11/12/2001
Designs for the Redevelopment of Selfridges on Oxford Street submitted for Planning Permission The major redevelopment of Selfridges will provide the world-famous department store nearly 10,000m2 of additional retail space and will create a new first class hotel with a restaurant, a spa with a swimming pool and approximately 27,000m2 of high-quality flexible commercial office space. The development will improve the environment behind the Selfridges store and will relieve traffic congestion in the area by rationalising parking and goods delivery. If the planning application is successful, the new buildings will be constructed in two phases between 2003 and 2007.

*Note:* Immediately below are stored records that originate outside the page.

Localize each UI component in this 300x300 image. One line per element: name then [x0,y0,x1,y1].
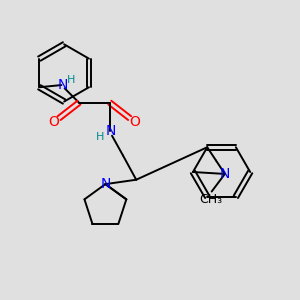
Text: N: N [57,78,68,92]
Text: N: N [106,124,116,138]
Text: CH₃: CH₃ [199,193,222,206]
Text: H: H [96,132,104,142]
Text: H: H [67,74,76,85]
Text: O: O [130,116,141,130]
Text: N: N [100,177,111,191]
Text: N: N [220,167,230,181]
Text: O: O [48,116,59,130]
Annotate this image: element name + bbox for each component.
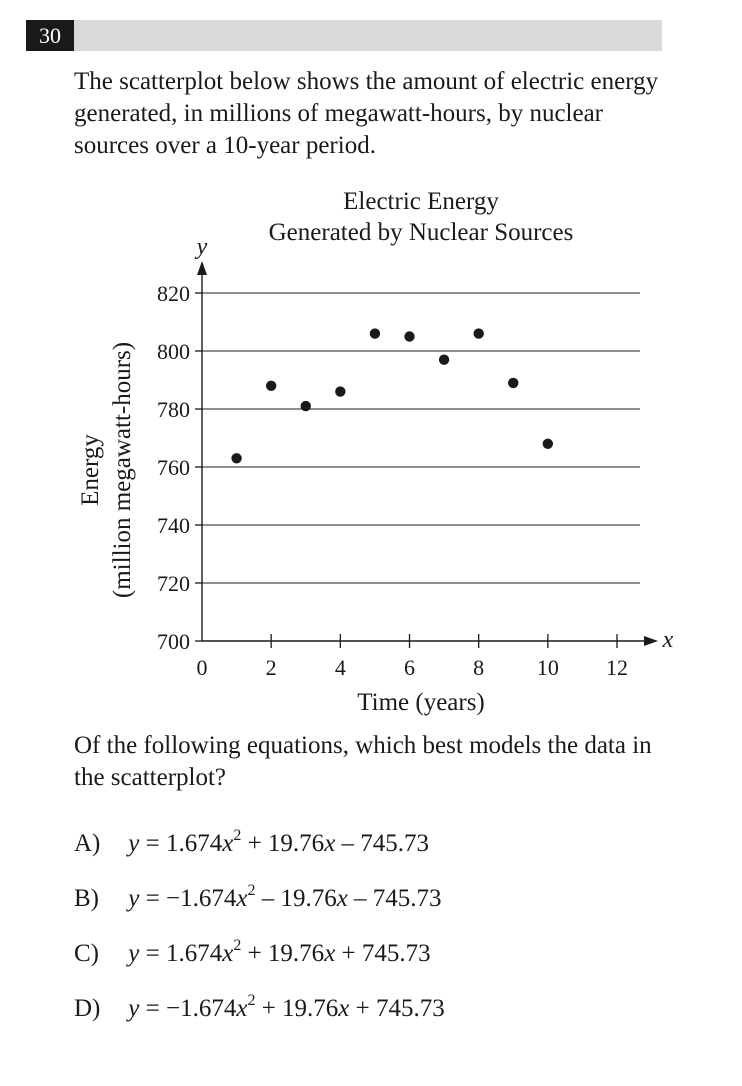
chart-title-line1: Electric Energy — [343, 188, 499, 215]
y-axis-label-line2: (million megawatt-hours) — [109, 342, 136, 598]
x-tick-label: 8 — [473, 655, 484, 680]
data-point — [404, 331, 415, 342]
y-axis-letter: y — [195, 234, 208, 260]
choice-letter: C) — [74, 940, 99, 968]
choice-letter: A) — [74, 830, 101, 858]
y-tick-label: 720 — [157, 571, 190, 596]
x-tick-label: 0 — [197, 655, 208, 680]
question-header-bar — [26, 20, 662, 51]
answer-choice-a[interactable]: A) y = 1.674x2 + 19.76x – 745.73 — [74, 823, 429, 859]
data-point — [300, 400, 311, 412]
x-tick-label: 4 — [335, 655, 346, 680]
data-point — [335, 386, 346, 397]
axes — [195, 261, 658, 648]
x-tick-label: 12 — [606, 655, 628, 680]
question-number: 30 — [26, 20, 74, 51]
tick-labels: 700 720 740 760 780 800 820 0 2 4 6 8 10 12 — [157, 281, 628, 680]
data-point — [542, 438, 554, 449]
answer-choice-c[interactable]: C) y = 1.674x2 + 19.76x + 745.73 — [74, 933, 431, 969]
data-point — [265, 380, 277, 391]
y-tick-label: 820 — [157, 281, 190, 306]
data-point — [369, 328, 381, 339]
y-axis-arrow — [197, 261, 207, 275]
x-axis-arrow — [644, 636, 658, 646]
choice-letter: B) — [74, 885, 99, 913]
data-point — [473, 328, 484, 339]
choice-equation: y = −1.674x2 + 19.76x + 745.73 — [128, 992, 445, 1023]
y-axis-label-line1: Energy — [77, 434, 104, 506]
data-point — [231, 453, 242, 464]
data-points — [231, 328, 554, 464]
choice-equation: y = 1.674x2 + 19.76x + 745.73 — [128, 937, 431, 968]
y-tick-label: 780 — [157, 397, 190, 422]
data-point — [508, 377, 519, 389]
x-tick-label: 6 — [404, 655, 415, 680]
y-tick-label: 700 — [157, 629, 190, 654]
scatterplot-chart: Electric Energy Generated by Nuclear Sou… — [77, 188, 674, 716]
data-point — [438, 354, 450, 365]
x-axis-letter: x — [662, 627, 674, 653]
answer-choice-d[interactable]: D) y = −1.674x2 + 19.76x + 745.73 — [74, 988, 445, 1024]
y-tick-label: 760 — [157, 455, 190, 480]
choice-letter: D) — [74, 995, 101, 1023]
x-axis-label: Time (years) — [357, 689, 485, 716]
question-stem: The scatterplot below shows the amount o… — [74, 68, 659, 159]
answer-choice-b[interactable]: B) y = −1.674x2 – 19.76x – 745.73 — [74, 878, 442, 914]
grid-lines — [202, 292, 640, 584]
x-tick-label: 2 — [266, 655, 277, 680]
question-prompt: Of the following equations, which best m… — [74, 732, 652, 791]
choice-equation: y = −1.674x2 – 19.76x – 745.73 — [128, 882, 442, 913]
y-tick-label: 740 — [157, 513, 190, 538]
chart-title-line2: Generated by Nuclear Sources — [269, 219, 574, 246]
choice-equation: y = 1.674x2 + 19.76x – 745.73 — [128, 827, 430, 858]
x-tick-label: 10 — [537, 655, 559, 680]
y-tick-label: 800 — [157, 339, 190, 364]
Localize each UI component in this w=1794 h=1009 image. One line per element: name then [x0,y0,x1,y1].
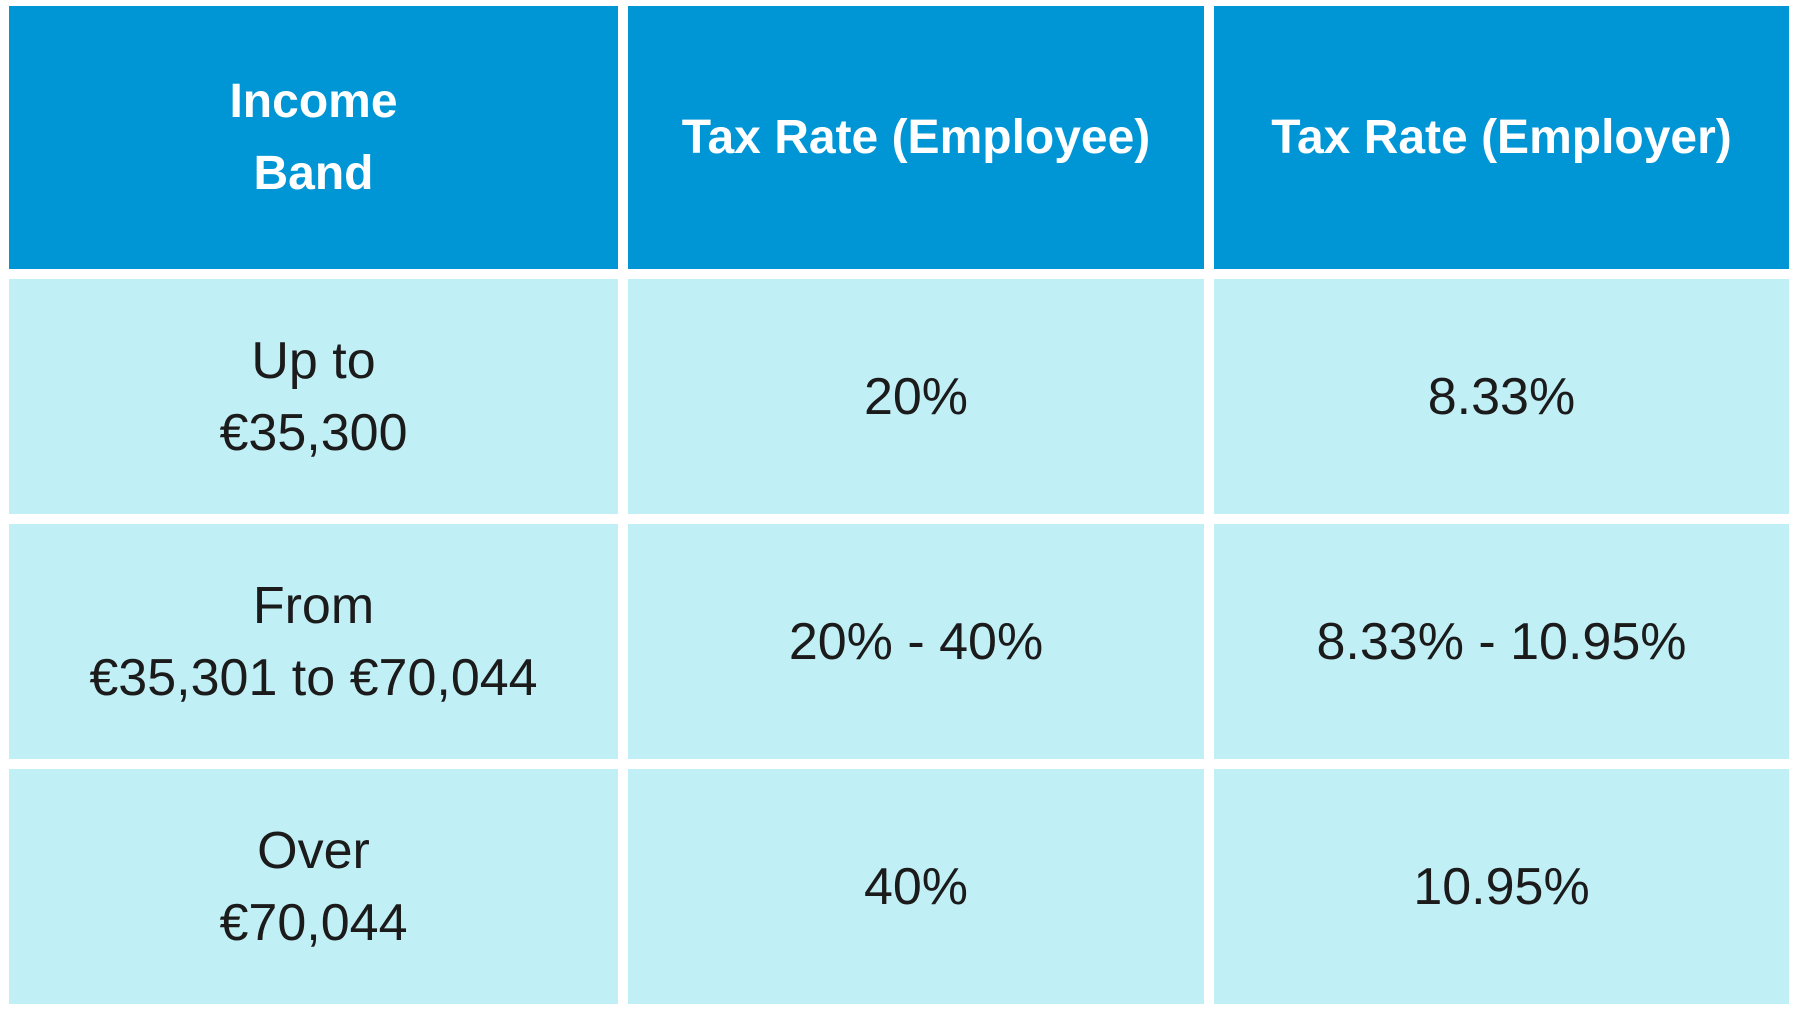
cell-text: Income [229,74,398,128]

The new buildings will effectively complete the city block bounded by Oxford Street, Orchard Street, Wigmore Street and Duke Street that Gordon Selfridge envisaged his store would occupy. At various times he had plans for the building to be capped by a dome as large as that of St Pauls Cathedral or a 137-metre-high tower. The eastern part of the store was opened in 1909. The western part was finished in 1924 and the gap between was filled with the highly decorative main entrance in 1928 completing the 157-metre-long frontage along Oxford Street. The recently restored listed building will remain unchanged. The three inefficient and ageing buildings backing onto Edwards Mews will be demolished to make way for the new accommodation.
The two new six-storey buildings on Orchard Street and Duke Street will be clad in opaque white glass. They will echo the massing of the historical building, maintaining the parapet and cornice heights. They will be separated from the historical building by a fully glazed atrium, which suggests the reinstatement of Somerset Street, which formerly connected Orchard and Duke Streets behind the main department store. Between these two buildings is a highly articulated twelve-storey building containing additional retail space, the hotel, spa and commercial office space. Above level five, the central building is broken down into five fingers of accommodation, linked by linear cores. Two fingers contain the hotel and offices take up the other three.
Between the fingers are elevated courtyards, which increase the daylight penetration into hotel rooms and offices. They will be planted with trees to form sheltered gardens. All hotel rooms and offices will have a view of the gardens and the city beyond. Solar shading for the building will be provided by dramatic curvilinear tubes arcing in both plan and section along the buildings faade. This semi-veiling screen adds depth to the facade, softens the predominantly rectilinear vocabulary of the buildings and creates interesting patterns of light and shade.
The unsightly and disorganised machinery on the roof of the listed building will be rationalised and covered with decking that will support a single-storey glazed pavilion providing office space for Selfridges. This accommodation will be set back from the roof parapet so that it will not be visible from the street.